In the previous blogs on this topic (Part 1, Part 2, Part 3) I suggested that:

  1. Shared-nothing is required for an EDW,
  2. An EDW is not usually under-utilized,
  3. There are difficulties in re-distributing sharded, shared-nothing data to provide elasticity, and
  4. A SAN cannot provide the same IO bandwidth per server as JBOD… nor hit the same price/performance targets.

Note that these issues are tied together. We might be able to spread the EDW workload over so many shards and so many SANs that the amount of I/O bandwidth per GB of EDW data is equal to or greater than that provided on a DW Appliance. This introduces other problems as there are typically overhead issues with a great many nodes. But it could work.

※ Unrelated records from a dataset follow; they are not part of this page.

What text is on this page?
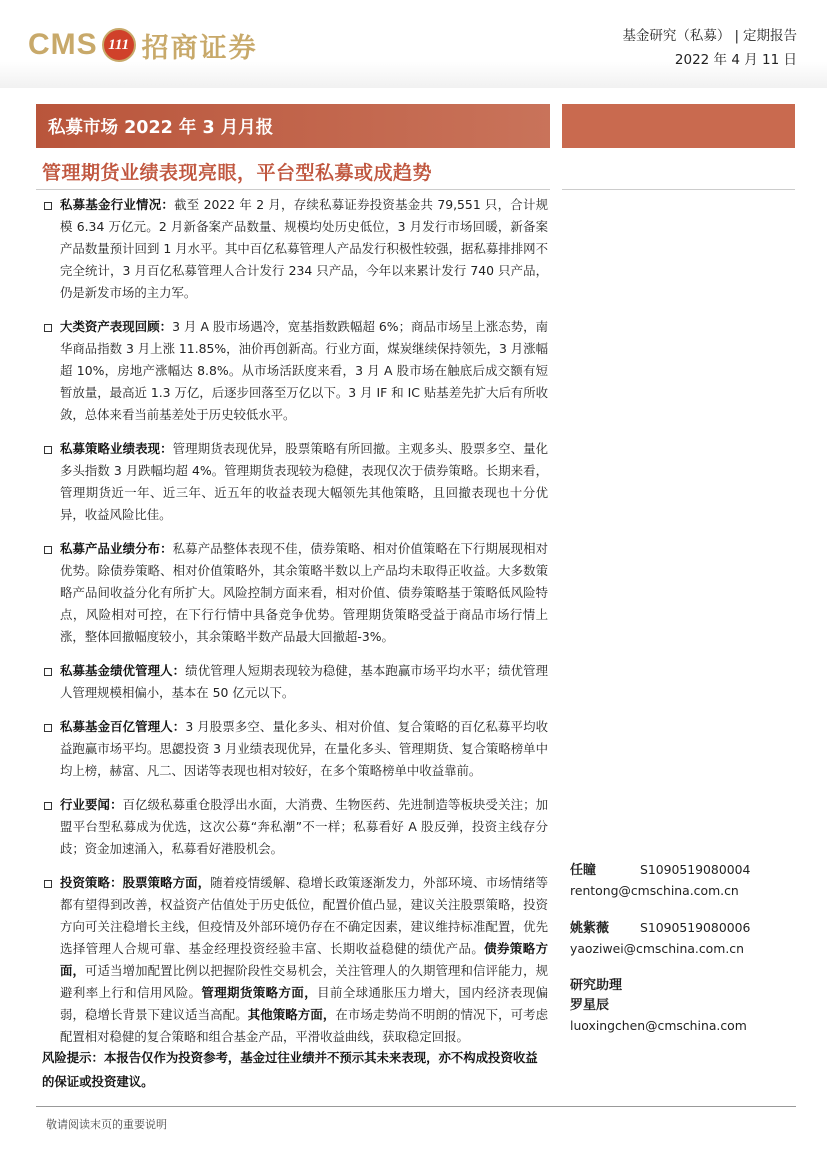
CMS 111 招商证券	基金研究（私募） | 定期报告
2022 年 4 月 11 日
私募市场 2022 年 3 月月报
管理期货业绩表现亮眼，平台型私募或成趋势
私募基金行业情况：截至 2022 年 2 月，存续私募证券投资基金共 79,551 只，合计规模 6.34 万亿元。2 月新备案产品数量、规模均处历史低位，3 月发行市场回暖，新备案产品数量预计回到 1 月水平。其中百亿私募管理人产品发行积极性较强，据私募排排网不完全统计，3 月百亿私募管理人合计发行 234 只产品，今年以来累计发行 740 只产品，仍是新发市场的主力军。
大类资产表现回顾：3 月 A 股市场遇冷，宽基指数跌幅超 6%；商品市场呈上涨态势，南华商品指数 3 月上涨 11.85%，油价再创新高。行业方面，煤炭继续保持领先，3 月涨幅超 10%，房地产涨幅达 8.8%。从市场活跃度来看，3 月 A 股市场在触底后成交额有短暂放量，最高近 1.3 万亿，后逐步回落至万亿以下。3 月 IF 和 IC 贴基差先扩大后有所收敛，总体来看当前基差处于历史较低水平。
私募策略业绩表现：管理期货表现优异，股票策略有所回撤。主观多头、股票多空、量化多头指数 3 月跌幅均超 4%。管理期货表现较为稳健，表现仅次于债券策略。长期来看，管理期货近一年、近三年、近五年的收益表现大幅领先其他策略，且回撤表现也十分优异，收益风险比佳。
私募产品业绩分布：私募产品整体表现不佳，债券策略、相对价值策略在下行期展现相对优势。除债券策略、相对价值策略外，其余策略半数以上产品均未取得正收益。大多数策略产品间收益分化有所扩大。风险控制方面来看，相对价值、债券策略基于策略低风险特点，风险相对可控，在下行行情中具备竞争优势。管理期货策略受益于商品市场行情上涨，整体回撤幅度较小，其余策略半数产品最大回撤超-3%。
私募基金绩优管理人：绩优管理人短期表现较为稳健，基本跑赢市场平均水平；绩优管理人管理规模相偏小，基本在 50 亿元以下。
私募基金百亿管理人：3 月股票多空、量化多头、相对价值、复合策略的百亿私募平均收益跑赢市场平均。思勰投资 3 月业绩表现优异，在量化多头、管理期货、复合策略榜单中均上榜，赫富、凡二、因诺等表现也相对较好，在多个策略榜单中收益靠前。
行业要闻：百亿级私募重仓股浮出水面，大消费、生物医药、先进制造等板块受关注；加盟平台型私募成为优选，这次公募“奔私潮”不一样；私募看好 A 股反弹，投资主线存分歧；资金加速涌入，私募看好港股机会。
投资策略：股票策略方面，随着疫情缓解、稳增长政策逐渐发力，外部环境、市场情绪等都有望得到改善，权益资产估值处于历史低位，配置价值凸显，建议关注股票策略，投资方向可关注稳增长主线，但疫情及外部环境仍存在不确定因素，建议维持标准配置，优先选择管理人合规可靠、基金经理投资经验丰富、长期收益稳健的绩优产品。债券策略方面，可适当增加配置比例以把握阶段性交易机会，关注管理人的久期管理和信评能力，规避利率上行和信用风险。管理期货策略方面，目前全球通胀压力增大，国内经济表现偏弱，稳增长背景下建议适当高配。其他策略方面，在市场走势尚不明朗的情况下，可考虑配置相对稳健的复合策略和组合基金产品，平滑收益曲线，获取稳定回报。
风险提示：本报告仅作为投资参考，基金过往业绩并不预示其未来表现，亦不构成投资收益的保证或投资建议。
任瞳	S1090519080004
rentong@cmschina.com.cn
姚紫薇 S1090519080006
yaoziwei@cmschina.com.cn
研究助理
罗星辰
luoxingchen@cmschina.com
敬请阅读末页的重要说明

But what if we changed the architecture so that I/O was not the bottleneck? What if we built a cloud-based shared-nothing in-memory database (IMDB)? Now the data could live on SAN as it would only be read at start-up and written at shut-down… so the issues with the disk subsystem disappear… and issues around sharing the SAN disappear. Further, elasticity becomes feasible. With an IMDB we can add and delete nodes and re-distribute data without disk I/O… in fact it is likely that a column store IMDB could move column-compressed data without re-building rows. IMDB changes the game by removing the expense associated with disk I/O.

There is evidence emerging  that IMDB technology is going to change the playing field (see here).

Right now there are only a few IMDB products ready in the market:

  • TimeTen: which is not shared-nothing scalable, nor columnar, but could be the platform for a very small, 400GB or less (see here), cloud-based EDW;
  • SQLFire: which is semi-shared-nothing scalable (no joins across shards), not columnar, but could be the platform for a larger, maybe 5TB, specialized EDW;
  • ParAccel: which is shared-nothing scalable, columnar, but not fully an IMDB… but could be (see C. Monash here); or
  • SAP HANA: which is shared-nothing, IMDB, columnar and scalable to 100TB (see here).

So it is early… but soon enough we should see real EDWs in the cloud and likely on Amazon EC2, based on in-memory database technologies.